Hyers–Ulam–Rassias stability

The stability problem of functional equations originated from a question of Stanislaw Ulam, posed in 1940, concerning the stability of group homomorphisms. In the next year, Donald H. Hyers gave a partial affirmative answer to the question of Ulam in the context of Banach spaces, that was the first significant breakthrough and a step toward more solutions in this area. Since then, a large number of papers have been published in connection with various generalizations of Ulam’s problem and Hyers’s theorem. In 1978, Themistocles M. Rassias succeeded in extending the Hyers’s theorem by considering an unbounded Cauchy difference.[1][2] This exciting result of Rassias attracted several mathematicians worldwide who began to be stimulated to investigate the stability problems of functional equations.

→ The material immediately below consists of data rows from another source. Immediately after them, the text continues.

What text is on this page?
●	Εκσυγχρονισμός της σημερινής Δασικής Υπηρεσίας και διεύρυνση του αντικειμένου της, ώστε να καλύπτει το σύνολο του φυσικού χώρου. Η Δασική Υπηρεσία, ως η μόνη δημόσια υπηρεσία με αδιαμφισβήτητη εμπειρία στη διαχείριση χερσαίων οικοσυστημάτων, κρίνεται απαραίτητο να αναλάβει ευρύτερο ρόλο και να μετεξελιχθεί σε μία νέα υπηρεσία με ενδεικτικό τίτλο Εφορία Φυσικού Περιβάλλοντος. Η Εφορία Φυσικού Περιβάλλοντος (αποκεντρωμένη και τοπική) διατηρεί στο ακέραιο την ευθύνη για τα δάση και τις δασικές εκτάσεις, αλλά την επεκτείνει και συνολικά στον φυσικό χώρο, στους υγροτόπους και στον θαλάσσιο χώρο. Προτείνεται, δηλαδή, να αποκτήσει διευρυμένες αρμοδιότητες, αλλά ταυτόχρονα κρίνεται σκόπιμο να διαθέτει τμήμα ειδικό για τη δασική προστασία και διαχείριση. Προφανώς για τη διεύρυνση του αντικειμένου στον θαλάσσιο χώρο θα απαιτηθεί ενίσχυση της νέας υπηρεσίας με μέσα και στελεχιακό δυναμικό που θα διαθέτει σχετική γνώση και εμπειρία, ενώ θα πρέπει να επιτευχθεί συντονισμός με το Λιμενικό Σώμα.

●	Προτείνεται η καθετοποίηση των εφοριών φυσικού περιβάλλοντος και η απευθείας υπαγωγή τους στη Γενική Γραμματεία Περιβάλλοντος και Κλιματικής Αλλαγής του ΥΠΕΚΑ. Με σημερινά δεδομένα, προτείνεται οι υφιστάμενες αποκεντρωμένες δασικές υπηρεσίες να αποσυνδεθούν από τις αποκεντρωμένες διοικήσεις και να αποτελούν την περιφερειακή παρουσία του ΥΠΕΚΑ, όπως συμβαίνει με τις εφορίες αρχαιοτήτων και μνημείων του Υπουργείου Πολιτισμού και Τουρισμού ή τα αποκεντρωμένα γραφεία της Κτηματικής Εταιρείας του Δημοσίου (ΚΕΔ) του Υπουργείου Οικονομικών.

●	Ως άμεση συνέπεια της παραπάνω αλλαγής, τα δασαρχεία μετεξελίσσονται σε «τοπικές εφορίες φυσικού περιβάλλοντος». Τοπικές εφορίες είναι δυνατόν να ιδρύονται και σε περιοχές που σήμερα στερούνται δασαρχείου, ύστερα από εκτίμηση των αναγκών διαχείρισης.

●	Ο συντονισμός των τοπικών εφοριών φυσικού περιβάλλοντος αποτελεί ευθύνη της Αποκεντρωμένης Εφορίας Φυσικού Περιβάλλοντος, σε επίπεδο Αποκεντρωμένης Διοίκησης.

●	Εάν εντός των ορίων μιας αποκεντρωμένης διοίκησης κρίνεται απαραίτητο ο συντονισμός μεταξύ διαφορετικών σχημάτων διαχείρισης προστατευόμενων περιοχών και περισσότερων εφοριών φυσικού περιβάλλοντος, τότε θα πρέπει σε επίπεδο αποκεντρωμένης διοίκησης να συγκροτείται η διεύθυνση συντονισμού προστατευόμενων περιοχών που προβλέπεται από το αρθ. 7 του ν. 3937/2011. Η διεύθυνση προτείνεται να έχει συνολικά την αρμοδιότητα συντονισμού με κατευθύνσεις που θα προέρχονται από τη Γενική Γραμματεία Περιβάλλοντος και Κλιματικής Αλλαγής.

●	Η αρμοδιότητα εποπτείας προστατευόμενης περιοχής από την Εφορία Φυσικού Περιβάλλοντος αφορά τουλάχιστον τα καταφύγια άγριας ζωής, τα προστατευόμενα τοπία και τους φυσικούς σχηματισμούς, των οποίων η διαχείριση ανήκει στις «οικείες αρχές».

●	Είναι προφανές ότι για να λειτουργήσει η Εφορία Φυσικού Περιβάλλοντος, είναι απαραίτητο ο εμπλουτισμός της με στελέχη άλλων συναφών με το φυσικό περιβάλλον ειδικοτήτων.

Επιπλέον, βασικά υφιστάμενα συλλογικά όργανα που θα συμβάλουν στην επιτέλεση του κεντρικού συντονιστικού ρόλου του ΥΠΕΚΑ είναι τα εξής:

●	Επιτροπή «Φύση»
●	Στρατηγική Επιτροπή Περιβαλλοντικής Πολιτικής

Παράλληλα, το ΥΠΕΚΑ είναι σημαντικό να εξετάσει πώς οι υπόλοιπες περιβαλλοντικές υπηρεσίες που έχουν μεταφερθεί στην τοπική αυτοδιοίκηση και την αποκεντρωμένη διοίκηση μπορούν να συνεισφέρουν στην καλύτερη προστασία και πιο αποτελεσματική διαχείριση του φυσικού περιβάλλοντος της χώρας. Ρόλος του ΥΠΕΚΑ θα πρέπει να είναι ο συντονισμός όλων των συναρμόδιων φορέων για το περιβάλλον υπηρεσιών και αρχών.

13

By regarding a large influence of S. M. Ulam, D. H. Hyers, and Th. M. Rassias on the study of stability problems of functional equations, the stability phenomenon proved by Th. M. Rassias led to the development of what is now known as Hyers–Ulam–Rassias stability[3][4] of functional equations.

References

  1. ^ Th.M. Rassias, On the stability of the linear mapping in Banach spaces, Proc. Amer. Math. Soc. 72(1978), 297–300.
  2. ^ D. H. Hyers, G. Isac and Th. M. Rassias,Stability of Functional Equations in Several Variables, Birkhäuser Verlag, Boston, Basel, Berlin, 1998.
  3. ^ S.-M. Jung, Hyers-Ulam-Rassias Stability of Functional Equations in Nonlinear Analysis, Springer, New York (2011) ISBN 978-1-4419-9636-7.
  4. ^ Hyers-Ulam-Rassias stability, in: Encyclopaedia of Mathematics, Supplement III, M. Hazewinkel (ed.), Kluwer Academic Publishers, Dordrecht, 2001, pp.194-196.